I assured her I didn't want a leaving do, but if I did, an appearance in her nun costume would be a nice touch.

Saturday, 7 January 2012

Not long to go...

...before it's time to return to the Hebrides. It seemed that I was back in the Old Country this morning when I was awoken by a pheasant calling. Shades of Pluscarden Abbey. They are impressive birds. When I was very small, my favourite breakfast was Quaker Instant Oatmeal -- the apple and cinnamon variety. I can't remember if it was birds or wild animals in general that featured on the packages, but my favourites were the pheasants and the owls.

My younger sister recently pointed out that our elder niece and nephew are now at the age that we can remember being. My nephew, who is three, is on the way to the house just now -- my mother was going to take him for breakfast and to see if the car-carrier ship was in.

My niece will be four in a few months. "That little one's not too stupid," is my mother's way of describing her.

"Sometimes I do things that are bad," she informed me the other day. "Like when Mommy told me to go upstairs and get her phone."

'Why didn't you go get it?" I asked her.

"Because I didn't want to."

And there's our flawed human nature summed up by a precocious preschooler.

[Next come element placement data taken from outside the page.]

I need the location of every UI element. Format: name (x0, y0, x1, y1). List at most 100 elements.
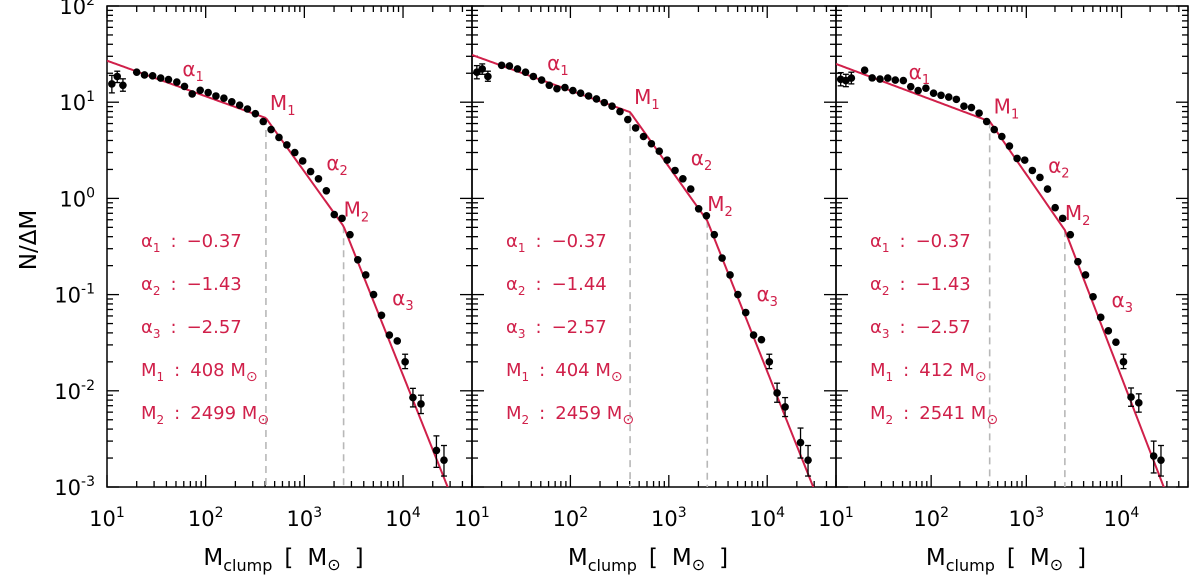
data-point (749, 331, 758, 339)
data-point (113, 72, 122, 81)
curve-annotation-4: M2 (1065, 201, 1091, 229)
data-point (679, 174, 687, 183)
data-point (478, 65, 487, 73)
data-point (757, 335, 766, 344)
x-axis-label: Mclump[M⊙] (203, 545, 363, 575)
data-point (883, 74, 892, 82)
data-point (1051, 203, 1059, 212)
param-row: M1:412 M⊙ (870, 360, 987, 385)
data-point (432, 446, 441, 455)
curve-annotation-2: M1 (634, 85, 660, 113)
fit-line (836, 62, 1165, 487)
data-point (259, 117, 268, 126)
data-point (440, 456, 448, 464)
data-point (314, 174, 323, 183)
data-point (726, 271, 734, 279)
data-point (1005, 142, 1014, 150)
data-point (781, 403, 789, 411)
data-point (710, 230, 719, 239)
data-point (156, 74, 165, 82)
param-row: M2:2459 M⊙ (506, 403, 634, 428)
y-tick-label: 10-1 (54, 282, 95, 308)
x-tick-label: 104 (1104, 505, 1140, 531)
data-point (804, 456, 812, 464)
data-point (990, 125, 999, 134)
data-point (1074, 257, 1082, 266)
data-point (119, 81, 127, 90)
param-row: M2:2499 M⊙ (141, 403, 269, 428)
x-tick-label: 101 (454, 505, 490, 531)
data-point (967, 103, 976, 112)
data-point (718, 254, 726, 262)
data-point (1149, 452, 1158, 460)
x-tick-label: 102 (188, 505, 224, 531)
data-point (484, 72, 492, 81)
param-row: M2:2541 M⊙ (870, 403, 998, 428)
param-row: α1: −0.37 (506, 231, 607, 255)
data-point (592, 95, 601, 103)
data-point (975, 109, 983, 117)
data-point (1081, 271, 1090, 279)
x-tick-label: 104 (385, 505, 421, 531)
data-point (847, 74, 856, 82)
data-point (173, 78, 181, 86)
data-point (914, 86, 922, 95)
data-point (1043, 185, 1052, 193)
data-point (796, 438, 805, 447)
data-point (385, 331, 394, 339)
data-point (346, 230, 354, 239)
data-point (952, 95, 961, 104)
data-point (1104, 327, 1113, 335)
curve-annotation-4: M2 (707, 192, 733, 220)
x-tick-label: 101 (89, 505, 125, 531)
data-point (529, 72, 538, 81)
y-tick-label: 10-3 (54, 474, 95, 500)
x-tick-label: 104 (749, 505, 785, 531)
param-row: M1:408 M⊙ (141, 360, 258, 385)
y-tick-label: 10-2 (54, 378, 95, 404)
data-point (773, 389, 781, 397)
data-point (1157, 456, 1165, 464)
data-point (639, 132, 648, 141)
curve-annotation-5: α3 (1112, 288, 1133, 316)
data-point (906, 82, 915, 91)
data-point (306, 167, 315, 176)
curve-annotation-1: α1 (547, 51, 568, 79)
param-row: M1:404 M⊙ (506, 360, 623, 385)
x-tick-label: 102 (553, 505, 589, 531)
data-point (164, 75, 173, 84)
data-point (663, 156, 671, 164)
data-point (196, 86, 204, 95)
data-point (1112, 338, 1120, 347)
y-tick-label: 101 (59, 89, 95, 115)
x-tick-label: 103 (651, 505, 687, 531)
data-point (1066, 230, 1075, 239)
data-point (330, 210, 339, 219)
curve-annotation-2: M1 (270, 91, 296, 119)
data-point (623, 115, 632, 124)
data-point (132, 68, 141, 77)
data-point (553, 84, 561, 93)
data-point (1028, 166, 1037, 175)
param-row: α3: −2.57 (506, 317, 607, 341)
x-tick-label: 101 (818, 505, 854, 531)
data-point (505, 62, 514, 70)
curve-annotation-5: α3 (392, 286, 413, 314)
curve-annotation-3: α2 (691, 146, 712, 174)
data-point (982, 117, 991, 126)
panel-3: 101 102 103 104 Mclump[M⊙] α1 M1 α2 M2 α3 α1: −0.37… (818, 5, 1189, 575)
data-point (521, 68, 530, 77)
fit-line (472, 53, 815, 487)
data-point (576, 89, 585, 98)
data-point (1127, 393, 1135, 401)
data-point (275, 133, 283, 142)
data-point (497, 61, 506, 70)
data-point (140, 71, 149, 79)
data-point (944, 93, 953, 101)
curve-annotation-4: M2 (344, 197, 370, 225)
data-point (298, 157, 307, 165)
param-row: α2: −1.44 (506, 274, 607, 298)
data-point (235, 101, 244, 110)
data-point (868, 74, 876, 82)
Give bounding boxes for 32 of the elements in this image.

On Christmas Day, we were gathered at her house, and she was showing my younger sister's husband, who is Jewish, the nativity scene. "This is Mary, and this is Joseph, and this is Baby Jesus -- or God," she told him.



Monday, 2 January 2012

It's not over

Christmas is not over. It's not over until January 6. Or January 8, if you live in a country that has transferred Epiphany to the Sunday. Or maybe February 2, the Feast of the Presentation. It's not time to take down the tree or the decorations. The Wise Men haven't even got there yet.

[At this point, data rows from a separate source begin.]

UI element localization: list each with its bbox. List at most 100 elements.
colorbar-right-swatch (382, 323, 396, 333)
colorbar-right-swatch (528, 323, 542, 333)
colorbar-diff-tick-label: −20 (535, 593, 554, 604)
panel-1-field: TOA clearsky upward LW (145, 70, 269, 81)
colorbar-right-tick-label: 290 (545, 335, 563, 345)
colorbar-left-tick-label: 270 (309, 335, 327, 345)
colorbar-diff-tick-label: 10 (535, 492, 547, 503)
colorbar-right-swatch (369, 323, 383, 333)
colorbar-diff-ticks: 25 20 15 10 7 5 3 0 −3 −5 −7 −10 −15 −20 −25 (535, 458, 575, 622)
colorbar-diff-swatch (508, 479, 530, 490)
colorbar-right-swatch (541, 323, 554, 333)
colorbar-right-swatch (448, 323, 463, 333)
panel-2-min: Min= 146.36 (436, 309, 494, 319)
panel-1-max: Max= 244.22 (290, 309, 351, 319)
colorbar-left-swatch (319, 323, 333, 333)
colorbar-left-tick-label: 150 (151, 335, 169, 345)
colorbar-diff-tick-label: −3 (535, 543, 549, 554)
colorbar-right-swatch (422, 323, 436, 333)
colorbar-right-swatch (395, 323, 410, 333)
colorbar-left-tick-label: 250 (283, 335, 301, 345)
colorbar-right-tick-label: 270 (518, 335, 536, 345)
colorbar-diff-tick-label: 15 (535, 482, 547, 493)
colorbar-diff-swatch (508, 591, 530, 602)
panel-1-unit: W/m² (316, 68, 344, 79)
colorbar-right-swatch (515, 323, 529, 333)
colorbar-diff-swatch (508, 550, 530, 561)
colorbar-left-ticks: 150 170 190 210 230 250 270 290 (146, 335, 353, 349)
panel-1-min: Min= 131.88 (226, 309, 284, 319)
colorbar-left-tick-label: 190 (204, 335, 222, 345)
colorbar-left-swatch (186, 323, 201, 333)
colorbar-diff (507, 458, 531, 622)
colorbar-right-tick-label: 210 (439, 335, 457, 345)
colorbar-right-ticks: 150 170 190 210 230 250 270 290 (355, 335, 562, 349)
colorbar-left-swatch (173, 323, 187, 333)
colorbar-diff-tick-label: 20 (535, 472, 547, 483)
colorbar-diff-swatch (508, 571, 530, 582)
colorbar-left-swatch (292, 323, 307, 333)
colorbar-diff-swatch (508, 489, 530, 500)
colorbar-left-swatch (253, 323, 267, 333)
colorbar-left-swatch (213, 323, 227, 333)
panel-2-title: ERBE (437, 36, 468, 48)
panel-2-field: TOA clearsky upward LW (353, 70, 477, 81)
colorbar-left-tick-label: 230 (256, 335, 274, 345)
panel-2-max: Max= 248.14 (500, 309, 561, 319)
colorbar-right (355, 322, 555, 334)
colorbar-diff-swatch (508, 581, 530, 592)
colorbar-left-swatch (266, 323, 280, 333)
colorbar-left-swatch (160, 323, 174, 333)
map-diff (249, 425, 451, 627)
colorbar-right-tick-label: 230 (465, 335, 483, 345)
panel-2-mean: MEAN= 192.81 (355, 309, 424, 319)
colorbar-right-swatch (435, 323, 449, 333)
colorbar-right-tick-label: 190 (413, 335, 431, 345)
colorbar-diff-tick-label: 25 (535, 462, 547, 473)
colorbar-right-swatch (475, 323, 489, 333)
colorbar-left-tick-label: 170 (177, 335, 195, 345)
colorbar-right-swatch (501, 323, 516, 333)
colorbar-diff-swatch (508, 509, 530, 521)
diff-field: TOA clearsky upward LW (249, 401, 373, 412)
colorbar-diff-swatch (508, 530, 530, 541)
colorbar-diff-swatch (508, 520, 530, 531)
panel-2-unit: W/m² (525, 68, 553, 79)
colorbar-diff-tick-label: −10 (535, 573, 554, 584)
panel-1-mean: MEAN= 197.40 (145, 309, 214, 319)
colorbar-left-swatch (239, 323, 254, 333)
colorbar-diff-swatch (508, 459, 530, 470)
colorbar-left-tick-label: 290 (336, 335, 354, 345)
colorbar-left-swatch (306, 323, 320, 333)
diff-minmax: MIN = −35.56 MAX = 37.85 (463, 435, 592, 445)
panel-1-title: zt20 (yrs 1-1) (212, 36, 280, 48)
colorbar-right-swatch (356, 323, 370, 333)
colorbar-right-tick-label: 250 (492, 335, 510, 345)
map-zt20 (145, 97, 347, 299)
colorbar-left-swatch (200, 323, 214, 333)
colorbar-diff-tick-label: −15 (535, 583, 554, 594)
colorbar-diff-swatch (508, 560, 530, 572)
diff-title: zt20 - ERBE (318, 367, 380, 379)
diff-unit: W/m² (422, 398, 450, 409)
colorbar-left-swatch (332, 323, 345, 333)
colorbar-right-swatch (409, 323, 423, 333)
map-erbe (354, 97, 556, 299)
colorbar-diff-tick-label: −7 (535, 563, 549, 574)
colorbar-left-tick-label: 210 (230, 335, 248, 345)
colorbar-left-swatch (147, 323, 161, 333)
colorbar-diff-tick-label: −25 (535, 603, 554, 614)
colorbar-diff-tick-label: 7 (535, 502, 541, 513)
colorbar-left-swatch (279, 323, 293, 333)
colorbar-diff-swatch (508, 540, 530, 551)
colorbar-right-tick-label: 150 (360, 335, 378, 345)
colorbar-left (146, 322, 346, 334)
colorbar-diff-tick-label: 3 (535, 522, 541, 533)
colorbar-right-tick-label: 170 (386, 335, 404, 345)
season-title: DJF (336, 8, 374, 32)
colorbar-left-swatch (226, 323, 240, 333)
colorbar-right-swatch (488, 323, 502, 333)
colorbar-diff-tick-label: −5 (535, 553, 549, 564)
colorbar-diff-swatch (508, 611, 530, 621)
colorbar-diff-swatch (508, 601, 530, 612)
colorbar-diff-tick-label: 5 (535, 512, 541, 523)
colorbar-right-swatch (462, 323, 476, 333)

A related rant -- why do they stop playing Christmas songs on the radio on December 26? Could they at least not continue until New Year's Day? I was only slightly mollified that when I was in the car at 11.30 on New Year's Eve, I heard U2's New Year's Day, followed by advertisements for two different gyms. It would have been nice to hear Abba's Happy New Year, but I'm sure that it was playing on some radio station somewhere.

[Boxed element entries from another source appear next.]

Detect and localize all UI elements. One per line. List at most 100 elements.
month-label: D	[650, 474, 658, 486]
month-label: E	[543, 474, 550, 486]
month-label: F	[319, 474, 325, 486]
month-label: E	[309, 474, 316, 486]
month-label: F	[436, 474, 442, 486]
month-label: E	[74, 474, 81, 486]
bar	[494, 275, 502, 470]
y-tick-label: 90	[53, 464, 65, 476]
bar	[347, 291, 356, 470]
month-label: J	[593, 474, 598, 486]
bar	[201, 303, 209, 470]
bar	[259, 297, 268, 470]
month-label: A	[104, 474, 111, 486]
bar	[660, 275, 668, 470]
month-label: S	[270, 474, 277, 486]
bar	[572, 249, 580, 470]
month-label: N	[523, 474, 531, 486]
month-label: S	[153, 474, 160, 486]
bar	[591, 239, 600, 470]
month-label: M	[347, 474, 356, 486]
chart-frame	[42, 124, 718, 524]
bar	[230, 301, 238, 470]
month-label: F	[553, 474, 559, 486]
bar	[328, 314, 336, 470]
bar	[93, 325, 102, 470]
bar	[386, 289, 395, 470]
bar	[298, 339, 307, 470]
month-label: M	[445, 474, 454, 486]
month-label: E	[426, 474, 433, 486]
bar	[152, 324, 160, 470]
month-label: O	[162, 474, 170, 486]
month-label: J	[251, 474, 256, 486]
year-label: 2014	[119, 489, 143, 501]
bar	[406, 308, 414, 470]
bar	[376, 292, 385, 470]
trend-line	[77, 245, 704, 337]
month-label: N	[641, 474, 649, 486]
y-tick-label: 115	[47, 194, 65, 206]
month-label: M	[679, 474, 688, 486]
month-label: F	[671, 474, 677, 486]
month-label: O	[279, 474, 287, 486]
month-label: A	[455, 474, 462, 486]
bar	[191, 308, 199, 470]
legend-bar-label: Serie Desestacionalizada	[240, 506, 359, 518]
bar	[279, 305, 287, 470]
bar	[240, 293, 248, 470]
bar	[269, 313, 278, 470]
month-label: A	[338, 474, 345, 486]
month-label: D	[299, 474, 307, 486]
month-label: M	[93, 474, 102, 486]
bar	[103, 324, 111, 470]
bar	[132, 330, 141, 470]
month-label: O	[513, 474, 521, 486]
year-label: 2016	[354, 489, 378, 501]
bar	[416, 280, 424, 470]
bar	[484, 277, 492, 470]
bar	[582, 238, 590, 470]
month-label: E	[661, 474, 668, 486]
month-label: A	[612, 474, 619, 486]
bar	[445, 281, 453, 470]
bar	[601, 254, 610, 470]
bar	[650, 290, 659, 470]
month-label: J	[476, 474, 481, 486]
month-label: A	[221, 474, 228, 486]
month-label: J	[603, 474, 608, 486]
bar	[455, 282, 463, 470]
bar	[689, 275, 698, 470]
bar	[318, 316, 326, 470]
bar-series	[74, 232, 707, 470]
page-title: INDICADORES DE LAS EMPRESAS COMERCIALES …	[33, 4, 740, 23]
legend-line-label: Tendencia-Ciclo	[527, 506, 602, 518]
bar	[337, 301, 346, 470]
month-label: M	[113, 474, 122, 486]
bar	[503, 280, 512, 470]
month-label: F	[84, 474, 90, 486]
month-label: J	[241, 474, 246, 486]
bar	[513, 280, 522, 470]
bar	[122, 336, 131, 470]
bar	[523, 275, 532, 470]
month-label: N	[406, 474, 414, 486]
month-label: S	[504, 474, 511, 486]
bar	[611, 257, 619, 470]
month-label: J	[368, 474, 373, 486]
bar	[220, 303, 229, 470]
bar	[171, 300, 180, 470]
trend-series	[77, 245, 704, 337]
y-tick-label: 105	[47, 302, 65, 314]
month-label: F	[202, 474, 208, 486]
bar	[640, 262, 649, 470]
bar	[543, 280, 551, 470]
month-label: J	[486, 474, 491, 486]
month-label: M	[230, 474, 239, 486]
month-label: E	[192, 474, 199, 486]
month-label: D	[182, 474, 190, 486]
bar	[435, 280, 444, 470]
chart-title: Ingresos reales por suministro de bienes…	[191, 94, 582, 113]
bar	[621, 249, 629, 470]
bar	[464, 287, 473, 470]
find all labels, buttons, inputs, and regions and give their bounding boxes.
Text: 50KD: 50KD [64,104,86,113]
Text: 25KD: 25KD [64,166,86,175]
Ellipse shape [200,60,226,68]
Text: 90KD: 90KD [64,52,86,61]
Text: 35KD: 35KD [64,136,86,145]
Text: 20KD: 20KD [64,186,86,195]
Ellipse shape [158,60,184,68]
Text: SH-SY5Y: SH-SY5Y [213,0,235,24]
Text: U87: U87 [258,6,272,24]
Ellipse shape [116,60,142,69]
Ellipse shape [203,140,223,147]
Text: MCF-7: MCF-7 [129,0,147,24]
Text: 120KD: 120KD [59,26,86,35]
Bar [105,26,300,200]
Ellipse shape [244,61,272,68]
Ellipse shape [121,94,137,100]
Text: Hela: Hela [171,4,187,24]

And a final curmudgeonly moment -- spending Christmas in my native land, it's become very noticeable that many of my Maritime compatriots often wish each other a "Happy New Year's," and ask each other "What are you doing for New Year's?" Has this become more common or just more obvious to me?

Friday, 9 December 2011

Advent

Catholics obviously don't believe in karma, but I was raised to believe in comeuppance. As in "he'll get his comeuppance; just you watch." I think I get a bit of my own every time a child I teach questions what I say. After all, I happily corrected teachers throughout my school career.

A few weeks ago, I was speaking to a class of Catholic pupils about Advent. "Does anyone know when Advent starts this year?" I asked.

"December first," one of the boys volunteered confidently.

"No," I replied. "It's a different date every year and it's not December first this year."

I noticed a few faces looking bemused. "But it is," another child insisted. "That's the first day in your Advent calendar. That's the first door you open for a chocolate."

Which led other children to chip in with their approach to chocolate Advent calendars -- saving them all up until nearer Christmas, etc.

"We're talking about church Advent, not chocolate Advent calendar Advent," I had to specify. I decided not to mention that I had purchased my chocolate Advent calendar during a trip to the mainland in October. It has Lindt chocolates in it.